Die Antragstellerin ist der Auffassung, dass die Aufteilung des zusammenhängenden Rechtsstreits auf 16 getrennte Verfahren unzulässig sei. Die Trennung sei rechtsmissbräuchlich und von der Schiedsabrede nicht gedeckt. Sämtlichen Verfahren lägen die gleichen Rechtsfragen zu Grunde. Die Aufteilung berge die Gefahr, dass dieselben Rechtsfragen - bindend und abschließend - von den 16 verschiedenen Schiedsgerichten unterschiedlich beurteilt würden. Der mit der Schiedsklausel verfolgte Zweck, die zwischen den Parteien streitigen Rechtsfragen schnell einer endgültigen und verbindlichen Lösung zuzuführen, würde vereitelt werden. Teilweise würden die Verfahren sogar dieselben Mangelerscheinungen betreffen. Die Kosten des Schiedsgerichts würden sich durch die Trennung von ca. 250.000 EUR auf ca. 1.140.000 EUR erhöhen.
Die Vielzahl der parallelen Schiedsklagen wäre auch deshalb unzulässig, weil die hierfür erforderlichen Verhandlungen zur gütlichen Streitbeilegung nicht stattgefunden hätten. Denn die Parteien hätten nur eine Gesamtlösung verhandelt und die einzelnen Mängel im Rahmen einer „Punktesache“ mit einbezogen.
Die Antragstellerin beantragt,
festzustellen, dass die aus dem Tenor ersichtlichen Schiedsverfahren unzulässig sind.
Die Antragsgegnerin beantragt,
den Antrag abzuweisen.
Sie ist der Auffassung, dass die Trennung der Verfahren gerechtfertigt sei, da es sich um Mängel in verschiedenen Bereichen des Zellstoffwerkes handele, die sowohl örtlich als auch nach Art und Ursache des Mangels strikt voneinander getrennt seien.
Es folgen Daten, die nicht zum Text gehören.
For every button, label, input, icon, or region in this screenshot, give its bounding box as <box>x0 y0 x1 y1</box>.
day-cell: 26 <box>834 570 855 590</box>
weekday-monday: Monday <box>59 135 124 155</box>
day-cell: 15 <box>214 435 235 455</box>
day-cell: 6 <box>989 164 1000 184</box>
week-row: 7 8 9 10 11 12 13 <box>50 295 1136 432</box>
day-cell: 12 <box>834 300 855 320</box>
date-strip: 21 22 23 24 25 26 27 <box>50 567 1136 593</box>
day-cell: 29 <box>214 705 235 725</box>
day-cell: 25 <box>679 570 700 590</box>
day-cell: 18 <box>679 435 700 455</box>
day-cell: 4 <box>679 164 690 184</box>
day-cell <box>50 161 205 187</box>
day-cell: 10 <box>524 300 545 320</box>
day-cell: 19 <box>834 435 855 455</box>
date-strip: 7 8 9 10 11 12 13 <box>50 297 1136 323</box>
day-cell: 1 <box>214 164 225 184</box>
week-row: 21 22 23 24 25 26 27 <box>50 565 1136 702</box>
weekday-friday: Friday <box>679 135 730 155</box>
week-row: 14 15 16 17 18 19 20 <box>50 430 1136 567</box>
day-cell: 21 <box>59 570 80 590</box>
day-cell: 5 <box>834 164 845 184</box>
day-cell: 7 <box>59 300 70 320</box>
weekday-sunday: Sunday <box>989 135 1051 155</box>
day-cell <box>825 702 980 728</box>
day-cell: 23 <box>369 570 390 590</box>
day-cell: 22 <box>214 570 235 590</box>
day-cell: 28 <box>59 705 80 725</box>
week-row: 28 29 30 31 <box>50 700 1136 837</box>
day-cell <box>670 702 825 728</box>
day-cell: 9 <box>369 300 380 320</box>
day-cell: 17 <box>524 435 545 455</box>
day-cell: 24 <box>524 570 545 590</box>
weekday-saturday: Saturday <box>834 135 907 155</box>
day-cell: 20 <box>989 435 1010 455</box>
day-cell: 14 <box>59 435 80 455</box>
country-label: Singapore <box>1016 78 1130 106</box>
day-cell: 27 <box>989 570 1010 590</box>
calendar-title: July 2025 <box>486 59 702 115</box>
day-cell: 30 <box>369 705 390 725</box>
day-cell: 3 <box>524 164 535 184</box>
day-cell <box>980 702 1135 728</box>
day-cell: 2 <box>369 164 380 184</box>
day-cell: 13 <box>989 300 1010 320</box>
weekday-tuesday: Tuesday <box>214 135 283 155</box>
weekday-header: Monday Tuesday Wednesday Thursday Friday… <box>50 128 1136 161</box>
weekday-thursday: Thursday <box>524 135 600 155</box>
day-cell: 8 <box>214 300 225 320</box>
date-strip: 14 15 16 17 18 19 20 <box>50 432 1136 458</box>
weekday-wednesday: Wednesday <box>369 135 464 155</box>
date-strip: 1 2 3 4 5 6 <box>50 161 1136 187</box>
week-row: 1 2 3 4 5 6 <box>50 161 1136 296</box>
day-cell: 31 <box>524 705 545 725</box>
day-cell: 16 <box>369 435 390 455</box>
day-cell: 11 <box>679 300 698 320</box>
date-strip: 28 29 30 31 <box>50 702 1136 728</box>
Insbesondere die technischen Fragen seien unterschiedlich und jeweils mit besonderem Sachverstand durch die Schiedsrichter und gegebenenfalls Sachverständigen zu beurteilen.
§ 1032 Abs.2 ZPO sei auf die Frage des Rechtmissbrauchs durch getrennte Klageerhebung nicht anwendbar.
Wegen des weiteren Vortrags der Parteien wird auf den Akteninhalt verwiesen.
II.
Der Antrag der Antragstellerin ist zulässig, §§ 1032 Abs.2, 1062 Abs.1 Nr.2 ZPO, aber unbegründet.
Prüfungsgegenstand im Rahmen des § 1032 Abs.2 ZPO ist, ob eine wirksame Schiedsvereinbarung besteht, diese durchführbar ist und der Gegenstand des Schiedsverfahrens dieser Schiedsvereinbarung unterfällt. Ein negativer Feststellungsantrag kann nur die Unzulässigkeit des schiedsrichterlichen Verfahrens im Ganzen oder hinsichtlich einzelner Streitgegenstände betreffen, nicht aber weitere Zulässigkeitskriterien (Zöller/Geimer, ZPO, 28. Aufl., § 1032 Rn. 23 m. w. N; Lachmann, Handbuch für die Schiedsgerichtspraxis, 3. Aufl., Kap. 8 Rn. 664 ff.). Die Prüfung weiterer Zulässigkeitskriterien ist ausschließlich dem Schiedsgericht vorbehalten.
Im vorliegenden Fall ist weder die Wirksamkeit der Schiedsvereinbarung an sich, noch deren Durchführbarkeit oder die Frage, ob der Gegenstand der Schiedsverfahren unter die getroffene Schiedsvereinbarung fällt, streitig. Die Frage, ob die getrennte Geltendmachung von Ansprüchen in verschiedenen Prozessen ein rechtsmissbräuchliches Vorgehen oder sogar eine anderweitige Rechtshängigkeit darstellt, betrifft die sonstige Zulässigkeitsprüfung der Schiedsklage, die von den Schiedsgerichten vorzunehmen ist.
Gleiches gilt für die Prüfung der Durchführung eines Schlichtungsverfahrens als Prozessvoraussetzung.
Die Kostenentscheidung beruht auf § 91 Abs.1 ZPO.